The chicken feet were tender but the seasoning… You know the feeling that where there were supposed to be 10 ingredients in the seasoning but only five were actually used to cut down on cost? That was how the chicken feet tasted.
That observation about the chicken feet was echoed in the bean curd rolls. They weren’t bland because they weren’t salty enough. On the contrary, the saltiness was just right. But they were still bland because there weren’t any other distinguishable flavors in them aside from the saltiness. Flat would be a more accurate word. They tasted flat. Flat, flat, flat.
The pan-fried asado cake (sesame seed covered glutinous rice patty stuffed with pork asado) was well cooked. Oh, the texture was good. I won’t find fault with them save to say that they would have been more satisfying had there been more pork in them. But, considering the cheap price, they were more than passable.

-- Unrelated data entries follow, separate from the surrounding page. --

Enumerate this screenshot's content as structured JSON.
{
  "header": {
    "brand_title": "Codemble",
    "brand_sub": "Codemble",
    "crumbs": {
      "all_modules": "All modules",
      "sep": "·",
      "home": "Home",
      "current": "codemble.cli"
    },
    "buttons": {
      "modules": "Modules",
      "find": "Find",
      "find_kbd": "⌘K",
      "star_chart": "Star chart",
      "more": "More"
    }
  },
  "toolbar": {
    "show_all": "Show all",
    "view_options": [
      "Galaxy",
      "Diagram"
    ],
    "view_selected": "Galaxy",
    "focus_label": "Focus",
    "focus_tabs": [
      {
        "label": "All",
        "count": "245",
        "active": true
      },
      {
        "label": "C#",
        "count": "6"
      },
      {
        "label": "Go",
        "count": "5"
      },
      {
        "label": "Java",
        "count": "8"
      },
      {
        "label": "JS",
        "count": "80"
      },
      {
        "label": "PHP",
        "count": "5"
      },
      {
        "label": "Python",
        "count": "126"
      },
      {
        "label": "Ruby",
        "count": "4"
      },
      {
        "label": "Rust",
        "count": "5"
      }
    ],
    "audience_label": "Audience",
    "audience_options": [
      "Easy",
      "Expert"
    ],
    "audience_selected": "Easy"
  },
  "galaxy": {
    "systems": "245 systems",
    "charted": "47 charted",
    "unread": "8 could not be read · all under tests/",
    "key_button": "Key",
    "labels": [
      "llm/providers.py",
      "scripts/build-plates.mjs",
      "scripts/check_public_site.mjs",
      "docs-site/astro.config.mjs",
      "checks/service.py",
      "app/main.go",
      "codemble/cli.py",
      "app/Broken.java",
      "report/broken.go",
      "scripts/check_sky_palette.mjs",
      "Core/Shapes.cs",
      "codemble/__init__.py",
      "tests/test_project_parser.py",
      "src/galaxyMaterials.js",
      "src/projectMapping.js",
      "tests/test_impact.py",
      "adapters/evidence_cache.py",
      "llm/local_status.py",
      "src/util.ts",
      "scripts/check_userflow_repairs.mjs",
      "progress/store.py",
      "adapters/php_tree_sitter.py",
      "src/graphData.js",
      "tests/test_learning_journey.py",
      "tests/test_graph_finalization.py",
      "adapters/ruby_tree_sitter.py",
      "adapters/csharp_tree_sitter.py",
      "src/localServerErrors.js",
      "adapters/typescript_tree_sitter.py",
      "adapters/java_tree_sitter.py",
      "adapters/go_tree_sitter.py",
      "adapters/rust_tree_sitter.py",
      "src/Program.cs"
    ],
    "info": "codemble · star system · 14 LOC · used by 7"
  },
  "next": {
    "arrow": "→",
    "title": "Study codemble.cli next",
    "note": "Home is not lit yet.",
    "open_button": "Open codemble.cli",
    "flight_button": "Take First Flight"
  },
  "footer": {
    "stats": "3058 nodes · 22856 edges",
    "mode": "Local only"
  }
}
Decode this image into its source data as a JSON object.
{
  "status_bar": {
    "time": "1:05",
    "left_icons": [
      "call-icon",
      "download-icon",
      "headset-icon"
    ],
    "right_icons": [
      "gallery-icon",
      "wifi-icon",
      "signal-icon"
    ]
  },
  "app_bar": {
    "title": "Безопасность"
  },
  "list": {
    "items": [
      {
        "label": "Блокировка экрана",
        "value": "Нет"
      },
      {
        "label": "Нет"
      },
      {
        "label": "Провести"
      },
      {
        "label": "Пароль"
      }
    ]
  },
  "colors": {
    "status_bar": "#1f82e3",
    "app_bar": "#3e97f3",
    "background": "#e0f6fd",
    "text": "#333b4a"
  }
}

The Chinese chive dumplings tasted just as flat as the chicken feet and the bean curd rolls.
The truth is, the dingier restaurants in Chinatown, the kind that the pa-sosyal won’t be caught dead dining in, serve better and cheaper dimsum.
We’re never going back to The Dimsum Place. Not even if the meal were free. Disappointing would be too much of an understatement to describe the experience. Restaurants like that can fool the fools but not everyone is a fool.